Google has been aggressively pushing its voice assistant to a myriad of devices and today, it’s adding another category to the list — smart displays. The search engine giant today, at the Consumer Electronics Show in Las Vegas, introduced a new platform which lets users talk to Assistant and view the results on an integrated screen. If it sounds familiar, that’s because it is. Amazon has a similar lineup called the Echo Show and Spot. However, what sets Google’s approach apart is that it has already opened up the platform to third-party manufacturers.
Google Assistant on smart displays is based on the company’s Android Things IoT platform and isn’t just an Android tablet slapped between speakers. Because of that, it has a dedicated interface which shows your query results through cards like a lot of other Google products. The home screen simply consists of suggested content Assistant thinks you might be interested such as the traffic. You can talk to it by saying “Hey, Google” and swipe right on the display to manually go back. In addition to that, it packs all the usual voice assistant features such as pulling up weather details, pictures and videos from Google Photos, controlling your smart home, guiding you through food recipes, directions, et cetera.
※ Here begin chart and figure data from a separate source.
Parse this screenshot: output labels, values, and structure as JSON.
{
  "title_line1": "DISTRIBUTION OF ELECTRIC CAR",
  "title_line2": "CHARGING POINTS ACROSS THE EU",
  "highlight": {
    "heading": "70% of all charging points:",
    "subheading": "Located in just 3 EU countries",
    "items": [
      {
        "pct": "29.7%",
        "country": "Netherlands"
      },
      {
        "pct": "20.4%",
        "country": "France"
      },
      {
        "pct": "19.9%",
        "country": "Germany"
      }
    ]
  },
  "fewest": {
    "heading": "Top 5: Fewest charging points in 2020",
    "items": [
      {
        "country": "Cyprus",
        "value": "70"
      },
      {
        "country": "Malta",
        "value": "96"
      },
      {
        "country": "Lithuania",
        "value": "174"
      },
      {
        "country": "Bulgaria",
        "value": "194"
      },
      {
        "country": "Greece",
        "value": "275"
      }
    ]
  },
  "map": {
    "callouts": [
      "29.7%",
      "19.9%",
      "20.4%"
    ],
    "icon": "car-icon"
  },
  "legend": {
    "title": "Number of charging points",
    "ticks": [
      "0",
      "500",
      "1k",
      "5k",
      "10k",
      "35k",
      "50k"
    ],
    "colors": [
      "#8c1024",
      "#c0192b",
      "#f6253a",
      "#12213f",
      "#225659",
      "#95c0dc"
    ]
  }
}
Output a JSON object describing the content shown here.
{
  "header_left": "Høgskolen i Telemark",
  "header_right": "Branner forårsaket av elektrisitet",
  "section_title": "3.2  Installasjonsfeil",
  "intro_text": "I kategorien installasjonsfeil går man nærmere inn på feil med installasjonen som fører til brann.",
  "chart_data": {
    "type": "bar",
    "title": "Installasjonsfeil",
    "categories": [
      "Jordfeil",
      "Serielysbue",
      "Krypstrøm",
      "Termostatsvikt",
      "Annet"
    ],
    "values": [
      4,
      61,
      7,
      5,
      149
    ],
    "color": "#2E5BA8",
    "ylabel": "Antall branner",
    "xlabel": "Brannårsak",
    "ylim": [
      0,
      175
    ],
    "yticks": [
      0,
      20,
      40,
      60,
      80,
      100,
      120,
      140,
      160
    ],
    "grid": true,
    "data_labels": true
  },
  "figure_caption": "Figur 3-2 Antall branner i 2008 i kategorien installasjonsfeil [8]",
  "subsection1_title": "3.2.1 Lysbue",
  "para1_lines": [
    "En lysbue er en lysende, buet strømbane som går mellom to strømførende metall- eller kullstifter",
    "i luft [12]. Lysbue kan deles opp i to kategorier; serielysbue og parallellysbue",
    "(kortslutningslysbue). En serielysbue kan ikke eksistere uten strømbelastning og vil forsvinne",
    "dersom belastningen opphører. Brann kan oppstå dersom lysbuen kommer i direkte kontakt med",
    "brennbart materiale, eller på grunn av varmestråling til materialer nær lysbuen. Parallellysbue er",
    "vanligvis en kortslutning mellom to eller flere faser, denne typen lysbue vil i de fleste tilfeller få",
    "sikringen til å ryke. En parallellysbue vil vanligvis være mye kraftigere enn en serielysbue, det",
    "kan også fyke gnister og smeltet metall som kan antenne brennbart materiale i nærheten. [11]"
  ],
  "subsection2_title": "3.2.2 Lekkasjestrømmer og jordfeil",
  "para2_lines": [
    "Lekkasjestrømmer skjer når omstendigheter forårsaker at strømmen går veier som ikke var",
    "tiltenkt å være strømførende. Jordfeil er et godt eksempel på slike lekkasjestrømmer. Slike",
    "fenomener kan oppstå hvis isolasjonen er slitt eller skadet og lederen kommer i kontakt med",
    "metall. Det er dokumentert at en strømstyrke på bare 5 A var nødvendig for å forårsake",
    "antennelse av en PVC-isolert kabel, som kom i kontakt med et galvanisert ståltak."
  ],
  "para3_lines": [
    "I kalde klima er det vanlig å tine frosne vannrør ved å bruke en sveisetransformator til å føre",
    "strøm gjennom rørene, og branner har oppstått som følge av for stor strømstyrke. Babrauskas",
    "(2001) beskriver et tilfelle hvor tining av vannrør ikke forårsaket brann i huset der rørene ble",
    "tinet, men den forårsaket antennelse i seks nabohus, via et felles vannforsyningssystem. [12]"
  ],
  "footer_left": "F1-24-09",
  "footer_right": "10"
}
Moreover, you can video-call someone using Google’s own Duo app. However, the biggest upside it holds over Alexa is the fact that it supports YouTube. If you’ve been living in a cave or something, Google has shamelessly blocked YouTube access to every Amazon product including the Fire TV. Now we know why. All of these services are, however, constrained to Google apps for now. But the company says third-party compatibility is coming soon.
To kick things off, Google has partnered with four hardware makers for building products like these — JBL, Lenovo, LG, and Sony. Lenovo has already briefly introduced its offering — An 8 or 10-inch with either HD or Full HD resolution which is powered by Qualcomm’s Snapdragon 624 chip, 2GB of RAM and 4GB of internal storage. Moreover, there’s a physical switch which puts an actual shutter to the webcam. Beat that, Amazon. The smaller variant is priced at $199, while the larger one goes all the way up to $249.